Lo que está sucediendo en Cataluña está entre un acelerón a la historia perpetrado desde el poder político -una conquista independentista, por mucho daño que esté haciendo- y un disparo económico que el secesionismo se inflige en su propio pie. Lo primero, aunque de momento haya fracasado, ha puesto encima de la mesa y a la vista de todo el mundo un conflicto cocinado con dosis variables de realidad y de mentiras. Nos pongamos como nos pongamos, el asunto catalán no volverá a ser como antes: tardará más o menos tiempo en producirse un referéndum, pero se producirá; puede que sea la única forma de trasladar el dentro o fuera una generación más. En cuanto a lo segundo, el disparo en el pie de la economía, produce extraños sucesos en la tercera fase, las previas a las elecciones del 21-D (la primera fase, los cánticos y las banderas al viento de una buena parte de los catalanes; la segunda, el golpe de estado en el Parlament y la obligada aplicación del 155). Ahora entramos en un tercer escenario repleto de fenómenos extraños.
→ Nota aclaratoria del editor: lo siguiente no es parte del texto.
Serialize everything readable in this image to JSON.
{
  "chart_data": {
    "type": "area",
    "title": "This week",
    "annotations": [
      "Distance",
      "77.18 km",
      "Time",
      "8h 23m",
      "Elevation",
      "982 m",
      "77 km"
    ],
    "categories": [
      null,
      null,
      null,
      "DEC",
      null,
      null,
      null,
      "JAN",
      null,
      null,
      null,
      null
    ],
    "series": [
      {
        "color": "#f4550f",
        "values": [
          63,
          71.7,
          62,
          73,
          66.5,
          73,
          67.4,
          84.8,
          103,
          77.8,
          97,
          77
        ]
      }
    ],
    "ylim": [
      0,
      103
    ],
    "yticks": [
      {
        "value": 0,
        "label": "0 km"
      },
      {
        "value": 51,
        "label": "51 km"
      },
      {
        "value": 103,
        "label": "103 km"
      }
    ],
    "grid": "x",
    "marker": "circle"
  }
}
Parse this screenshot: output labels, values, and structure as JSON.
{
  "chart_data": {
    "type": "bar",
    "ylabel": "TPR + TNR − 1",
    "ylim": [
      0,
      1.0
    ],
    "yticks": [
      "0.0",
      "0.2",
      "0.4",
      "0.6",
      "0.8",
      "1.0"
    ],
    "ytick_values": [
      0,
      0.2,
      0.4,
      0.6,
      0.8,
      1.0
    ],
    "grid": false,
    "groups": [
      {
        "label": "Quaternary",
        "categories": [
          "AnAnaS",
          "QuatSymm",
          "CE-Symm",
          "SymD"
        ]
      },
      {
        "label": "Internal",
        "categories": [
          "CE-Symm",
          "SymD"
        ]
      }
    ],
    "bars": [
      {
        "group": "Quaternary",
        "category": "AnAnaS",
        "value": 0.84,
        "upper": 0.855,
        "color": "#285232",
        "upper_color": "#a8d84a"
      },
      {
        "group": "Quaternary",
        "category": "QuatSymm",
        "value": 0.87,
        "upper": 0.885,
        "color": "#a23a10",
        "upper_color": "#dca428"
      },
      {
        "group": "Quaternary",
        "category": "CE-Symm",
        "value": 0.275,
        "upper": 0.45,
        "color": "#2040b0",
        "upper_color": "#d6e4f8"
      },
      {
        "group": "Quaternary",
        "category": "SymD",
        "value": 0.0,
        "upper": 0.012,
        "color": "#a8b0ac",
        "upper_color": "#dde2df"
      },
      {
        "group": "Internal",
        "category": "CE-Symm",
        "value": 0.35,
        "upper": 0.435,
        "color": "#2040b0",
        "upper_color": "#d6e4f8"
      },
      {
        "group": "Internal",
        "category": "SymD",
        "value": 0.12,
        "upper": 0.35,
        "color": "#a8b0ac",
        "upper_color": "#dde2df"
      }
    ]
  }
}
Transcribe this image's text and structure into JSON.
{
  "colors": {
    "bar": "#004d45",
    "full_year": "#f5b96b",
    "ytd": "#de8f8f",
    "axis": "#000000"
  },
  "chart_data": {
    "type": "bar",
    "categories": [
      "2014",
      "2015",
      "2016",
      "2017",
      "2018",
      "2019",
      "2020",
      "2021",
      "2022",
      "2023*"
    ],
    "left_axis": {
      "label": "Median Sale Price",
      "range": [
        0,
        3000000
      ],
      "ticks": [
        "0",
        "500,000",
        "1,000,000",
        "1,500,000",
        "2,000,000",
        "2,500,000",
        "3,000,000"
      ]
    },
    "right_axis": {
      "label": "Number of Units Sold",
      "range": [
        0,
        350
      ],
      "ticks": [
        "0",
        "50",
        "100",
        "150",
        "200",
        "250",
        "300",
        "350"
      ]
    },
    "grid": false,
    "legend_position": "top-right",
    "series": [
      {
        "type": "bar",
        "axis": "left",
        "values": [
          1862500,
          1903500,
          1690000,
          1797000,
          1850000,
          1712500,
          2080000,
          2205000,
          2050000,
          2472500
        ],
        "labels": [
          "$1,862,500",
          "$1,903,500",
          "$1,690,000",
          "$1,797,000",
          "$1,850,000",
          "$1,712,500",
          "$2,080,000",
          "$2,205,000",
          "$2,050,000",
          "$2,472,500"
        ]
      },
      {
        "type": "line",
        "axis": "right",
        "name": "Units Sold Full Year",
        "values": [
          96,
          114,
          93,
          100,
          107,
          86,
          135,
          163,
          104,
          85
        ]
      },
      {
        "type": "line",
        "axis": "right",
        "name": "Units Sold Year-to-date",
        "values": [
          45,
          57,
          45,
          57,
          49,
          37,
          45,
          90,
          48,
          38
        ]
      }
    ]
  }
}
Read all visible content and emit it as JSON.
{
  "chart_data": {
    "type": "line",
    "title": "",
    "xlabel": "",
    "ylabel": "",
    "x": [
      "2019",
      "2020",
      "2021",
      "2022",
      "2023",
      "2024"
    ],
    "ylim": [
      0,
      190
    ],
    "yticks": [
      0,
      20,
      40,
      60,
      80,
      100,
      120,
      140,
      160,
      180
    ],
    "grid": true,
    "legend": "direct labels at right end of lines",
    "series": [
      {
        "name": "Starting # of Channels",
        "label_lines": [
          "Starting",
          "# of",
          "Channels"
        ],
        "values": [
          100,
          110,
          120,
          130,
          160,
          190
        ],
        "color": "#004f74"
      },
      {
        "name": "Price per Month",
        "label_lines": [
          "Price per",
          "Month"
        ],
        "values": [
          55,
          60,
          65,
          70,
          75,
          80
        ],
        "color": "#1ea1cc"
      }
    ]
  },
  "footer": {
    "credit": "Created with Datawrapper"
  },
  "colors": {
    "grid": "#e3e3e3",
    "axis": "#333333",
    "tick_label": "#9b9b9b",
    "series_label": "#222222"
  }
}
Por ejemplo, hemos sabido esta semana que los hoteles de Cataluña están que lo tiran, acostumbrados que estaban a una posición dominante y un rumbo despejado. Mientras que la demanda hotelera en el resto de España crece con mayor o menor brío, en la capital catalana -gran potencia turística- cae poco a poco y sin parar desde que esto entró en su etapa atómica hace algo más de un año. Los hoteleros se ven obligados a bajar los precios ante las cancelaciones y, peor, la pérdida de clientes recurrentes, tanto empresas como particulares y teleoperadores. El turismo indepe -hay gente para todo-, ése que va a ver in situ lo que tanto ha visto por la tele, no compensa el daño emergente ni el lucro cesante causado por esta insensatez. Es evidente que una parte de tal pérdida la recoge al rebote algún otro sitio en España o en el extranjero. Es tan difícil fidelizar un cliente como recuperarlo una vez decepcionado y perdido. Qué poco empresarial es, de momento, el procés, en una tierra tan comerciante. Hemos sostenido aquí desde hace meses que el independentismo catalán tiene una base económica, que es un movimiento urdido desde el poder que tiene como cimiento la voluntad de soltar lastre solidario con un mercado que ya no es esencial para Cataluña; una voluntad maquillada de agravios y del gazpacho de los hechos diferenciales. El ya histórico agravio con el privilegio fiscal vasco, refrendado otra vez esta semana, hace de guarnición. Mientras, las cornisas de una economía próspera comienzan a desprenderse.